Young mother Ashley Mundie was starting to mend family relationships after attending the course for a few months.
She said: “Before I came to this group I was shut down and isolated and would never have believed I would have stood up in front of my peers.
‘It has changed my life in many ways. It helped build my self-esteem and confidence.
“I’ve started talking to my mum again as we have had a difficult relationship and she’s coming to the show and telling me how proud she is of me.
“I have just got back in contact with my son after four years. I never thought I would get my child back.
“My life has changed, and this is just the start.”
Laughter and Reflection
The students learn things about themselves through different games created to help clear up past events and allow inner healing.

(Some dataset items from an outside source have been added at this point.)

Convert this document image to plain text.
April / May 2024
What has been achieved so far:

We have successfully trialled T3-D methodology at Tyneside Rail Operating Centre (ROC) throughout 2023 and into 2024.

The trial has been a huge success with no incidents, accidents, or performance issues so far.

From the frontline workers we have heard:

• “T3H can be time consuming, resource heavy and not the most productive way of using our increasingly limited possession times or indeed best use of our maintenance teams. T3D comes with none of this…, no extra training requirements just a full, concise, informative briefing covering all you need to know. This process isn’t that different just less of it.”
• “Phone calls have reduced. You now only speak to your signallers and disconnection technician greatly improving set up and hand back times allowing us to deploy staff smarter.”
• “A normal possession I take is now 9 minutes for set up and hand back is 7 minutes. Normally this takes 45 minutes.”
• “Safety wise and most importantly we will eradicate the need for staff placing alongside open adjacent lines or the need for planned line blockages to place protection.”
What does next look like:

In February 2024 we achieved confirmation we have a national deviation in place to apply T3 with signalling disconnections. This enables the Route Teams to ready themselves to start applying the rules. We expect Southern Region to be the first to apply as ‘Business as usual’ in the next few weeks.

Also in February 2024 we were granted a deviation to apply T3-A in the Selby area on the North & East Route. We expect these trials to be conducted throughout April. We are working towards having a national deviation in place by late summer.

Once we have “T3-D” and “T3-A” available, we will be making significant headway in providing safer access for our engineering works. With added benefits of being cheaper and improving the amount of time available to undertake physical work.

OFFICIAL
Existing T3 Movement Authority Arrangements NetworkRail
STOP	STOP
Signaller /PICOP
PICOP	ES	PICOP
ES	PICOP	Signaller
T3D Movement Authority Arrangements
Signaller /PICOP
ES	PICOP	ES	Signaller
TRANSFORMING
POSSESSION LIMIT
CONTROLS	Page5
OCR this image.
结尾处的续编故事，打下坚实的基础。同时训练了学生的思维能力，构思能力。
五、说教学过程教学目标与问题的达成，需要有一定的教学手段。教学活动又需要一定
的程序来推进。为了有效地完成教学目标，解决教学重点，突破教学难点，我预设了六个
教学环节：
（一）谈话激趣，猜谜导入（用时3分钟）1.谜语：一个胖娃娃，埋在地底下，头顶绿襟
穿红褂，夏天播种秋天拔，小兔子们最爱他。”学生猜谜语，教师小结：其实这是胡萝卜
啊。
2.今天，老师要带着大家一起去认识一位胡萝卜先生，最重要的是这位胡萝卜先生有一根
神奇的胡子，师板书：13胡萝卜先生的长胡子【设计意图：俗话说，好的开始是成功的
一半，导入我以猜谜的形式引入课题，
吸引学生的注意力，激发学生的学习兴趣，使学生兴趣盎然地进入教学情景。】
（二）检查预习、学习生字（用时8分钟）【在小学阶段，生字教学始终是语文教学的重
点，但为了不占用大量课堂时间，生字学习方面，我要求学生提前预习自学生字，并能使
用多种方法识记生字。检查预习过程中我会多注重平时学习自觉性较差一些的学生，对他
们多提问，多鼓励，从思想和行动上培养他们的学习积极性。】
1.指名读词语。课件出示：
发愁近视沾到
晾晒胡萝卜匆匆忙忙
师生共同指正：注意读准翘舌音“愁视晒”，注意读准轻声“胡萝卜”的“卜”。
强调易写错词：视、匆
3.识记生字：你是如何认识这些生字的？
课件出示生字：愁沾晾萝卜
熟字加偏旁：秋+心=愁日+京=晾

The classes use therapy through laughter and voice reflection work to create a journey through difficult times.
Michael Dale explained how he has benefited from the classes: “It helped build my confidence, they’ve taken me out of my comfort zone and improved my mental health.
“It also showed me there are other things out there and I’ve discovered I’m pretty good at drama, although it won’t be a career choice.
“I would like to help people.
“By doing this it shows people who know me and who are still out there using, we can get better.”
On the day of their performance nearly every seat in Dumbarton’s Denny Civic Theatre was filled with family, friends and members of the public – we were all in for a treat.
There were tears, laughter and sadness in memory of those who had lost their lives to drug and alcohol addiction.
But above all the professionalism of those on stage delivering the script they had created, was a reminder to all that recovery is possible and there is a life beyond mind-altering chemicals.